Towards the end of the first year, I nearly committed suicide, but I managed to call Trevor hotline. I told no one at BJU because I was terrified of what they would do. I saw no way to escape my personal hell of fundamentalist Christianity. I eventually found the courage to explore outside the fold and find a community. I found an affirming church and met a wonderful family who lived within walking distance of BJU. They gave me a key to their house so I could escape BJU when needed. They were my haven. 

 The pandemic started in 2020 and we were all separated. I did not want to go back to an unaccepting home, but there was no option when everything shut down in the US. The summer of 2020 was when I fell into my fourth and worst episode of major depression. There were deep psychological issues I was not dealing with, but I had no education in psychology or mental health. I had to fight to go to the doctor so I could get on antidepressants. That summer I discovered the term religious trauma, and I was relieved to know the issue, but I was overwhelmed and wondered if it was possible to heal. This episode lasted 7 months and I did not dig deeper into my religious trauma because I was afraid of it. I did not know where to start and I was busy with college.

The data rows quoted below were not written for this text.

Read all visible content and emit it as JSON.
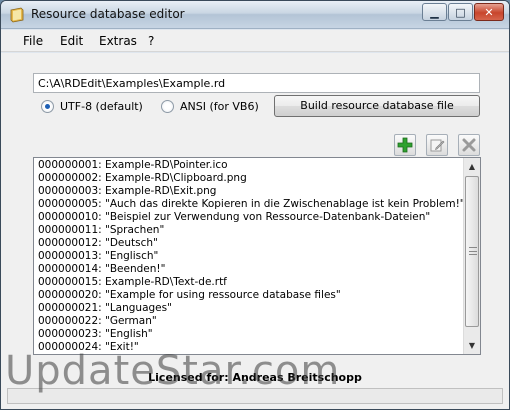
{
  "window": {
    "title": "Resource database editor",
    "controls": {
      "minimize": "▁",
      "maximize": "□",
      "close": "✕"
    }
  },
  "menu": [
    {
      "label": "File"
    },
    {
      "label": "Edit"
    },
    {
      "label": "Extras"
    },
    {
      "label": "?"
    }
  ],
  "path_field": {
    "value": "C:\\A\\RDEdit\\Examples\\Example.rd"
  },
  "encoding": {
    "options": [
      {
        "label": "UTF-8 (default)",
        "checked": true
      },
      {
        "label": "ANSI (for VB6)",
        "checked": false
      }
    ]
  },
  "build_button": {
    "label": "Build resource database file"
  },
  "toolbar": {
    "add_icon": "plus-icon",
    "edit_icon": "edit-icon",
    "delete_icon": "delete-icon"
  },
  "entries": [
    "000000001: Example-RD\\Pointer.ico",
    "000000002: Example-RD\\Clipboard.png",
    "000000003: Example-RD\\Exit.png",
    "000000005: \"Auch das direkte Kopieren in die Zwischenablage ist kein Problem!\"",
    "000000010: \"Beispiel zur Verwendung von Ressource-Datenbank-Dateien\"",
    "000000011: \"Sprachen\"",
    "000000012: \"Deutsch\"",
    "000000013: \"Englisch\"",
    "000000014: \"Beenden!\"",
    "000000015: Example-RD\\Text-de.rtf",
    "000000020: \"Example for using ressource database files\"",
    "000000021: \"Languages\"",
    "000000022: \"German\"",
    "000000023: \"English\"",
    "000000024: \"Exit!\""
  ],
  "license": "Licensed for: Andreas Breitschopp",
  "watermark": "UpdateStar.com",
  "colors": {
    "accent_green": "#2fa12f",
    "radio_selected": "#1d5fb5"
  }
}
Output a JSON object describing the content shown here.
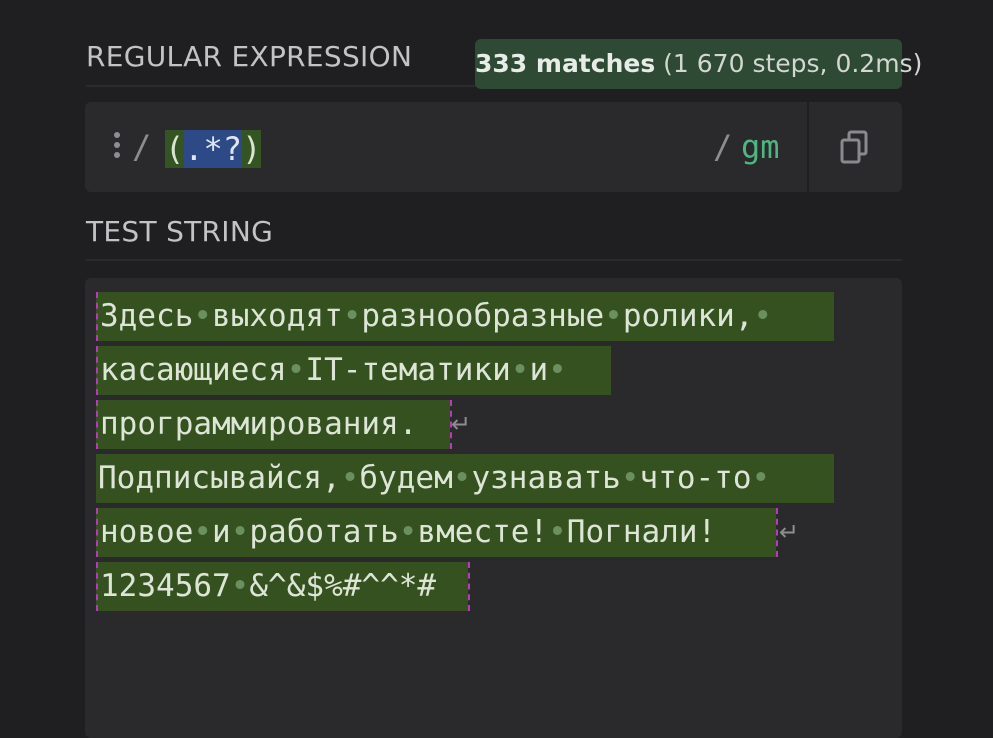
{
  "regex_section": {
    "title": "REGULAR EXPRESSION",
    "match_count": "333 matches",
    "match_steps": "(1 670 steps, 0.2ms)",
    "open_delimiter": "/",
    "expression_open": "(",
    "expression_inner": ".*?",
    "expression_close": ")",
    "close_delimiter": "/",
    "flags": "gm",
    "menu_icon": "kebab-menu-icon",
    "copy_icon": "copy-icon"
  },
  "test_section": {
    "title": "TEST STRING",
    "lines": [
      "Здесь•выходят•разнообразные•ролики,•",
      "касающиеся•IT-тематики•и•",
      "программирования.",
      "Подписывайся,•будем•узнавать•что-то•",
      "новое•и•работать•вместе!•Погнали!",
      "1234567•&^&$%#^^*#"
    ]
  },
  "colors": {
    "background": "#1f1f21",
    "panel": "#2a2a2d",
    "match_highlight": "#35511f",
    "group_highlight": "#2d4a86",
    "badge": "#2e4a35",
    "flags": "#4eb583",
    "match_border": "#b63bb8"
  }
}
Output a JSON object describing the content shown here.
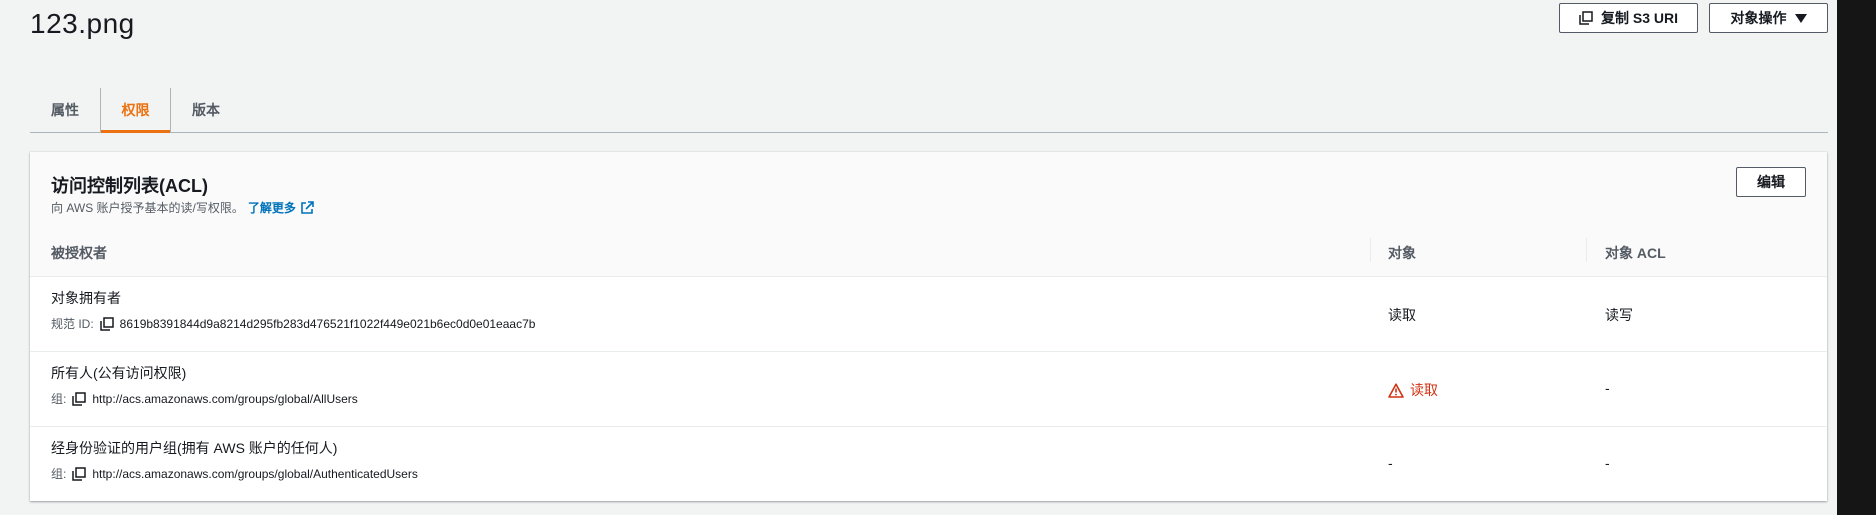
{
  "page": {
    "title": "123.png"
  },
  "header_buttons": {
    "copy_uri": "复制 S3 URI",
    "object_actions": "对象操作"
  },
  "tabs": [
    {
      "label": "属性",
      "active": false
    },
    {
      "label": "权限",
      "active": true
    },
    {
      "label": "版本",
      "active": false
    }
  ],
  "acl": {
    "title": "访问控制列表(ACL)",
    "description": "向 AWS 账户授予基本的读/写权限。",
    "learn_more": "了解更多",
    "edit_button": "编辑",
    "columns": [
      "被授权者",
      "对象",
      "对象 ACL"
    ],
    "rows": [
      {
        "grantee": "对象拥有者",
        "sub_label": "规范 ID:",
        "sub_value": "8619b8391844d9a8214d295fb283d476521f1022f449e021b6ec0d0e01eaac7b",
        "object": "读取",
        "object_acl": "读写",
        "warning": false
      },
      {
        "grantee": "所有人(公有访问权限)",
        "sub_label": "组:",
        "sub_value": "http://acs.amazonaws.com/groups/global/AllUsers",
        "object": "读取",
        "object_acl": "-",
        "warning": true
      },
      {
        "grantee": "经身份验证的用户组(拥有 AWS 账户的任何人)",
        "sub_label": "组:",
        "sub_value": "http://acs.amazonaws.com/groups/global/AuthenticatedUsers",
        "object": "-",
        "object_acl": "-",
        "warning": false
      }
    ]
  },
  "colors": {
    "accent": "#ec7211",
    "link": "#0073bb",
    "warning": "#d13212"
  }
}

   The religious trauma was going nowhere, and I underestimated the power of trauma. I ended up struggling with suicidal ideation my Junior year and I had no options except for Biblical Counseling. After pouring my heart out to this counselor about how I was mistreated growing up and he said I was paying for my sin. He basically said I deserved what happened to me because I existed. Just for existing, I deserved terrible things to happen to me. This was too much to handle with my depression. This was the moment I decided to leave fundamentalist Christianity. It was not going to be easy after all the years of mind control and lack of resources. Eventually, I was doing one-on-one discipleship with this counselor, and it turned into conversion therapy, thankfully I was able to get out of this situation.


In my senior year, I began working on my trauma by digging into psychology. I decided for my photography internship to create an art photo series about religious trauma. This pushed me to explore my trauma on a deep level and to tell my story through photography. I reached out to Josh Harris (Kissed Dating Goodbye, author) to talk about my photo series on his Instagram Live. He was excited to have me on and I was nervous because I decided for the first time in my life to be authentic. I had acknowledged so much of my trauma in the last few months that I was ready to tell my story. I knew I risked being expelled from BJU for this opportunity, but it was worth it to me. Ten days after the release of the video I was expelled from BJU in January of 2022. I now live with the family that took me in my first year. I’ve been working on my personal growth through reading and healing my trauma in therapy. I’m currently writing my memoir as I continue to process my past. I’ve become a social media activist to bring awareness to cults, fundamentalism, and religious trauma. I continue to share my story with many podcasts and publications to bring awareness. In April of 2022, I was hired by a cult expert, who is Rachel Bernstein LMFT. I help her with social media marketing for her podcast "IndoctriNation." I’m now on a mission of pursuing psychology to help other cult survivors. This story is far from over.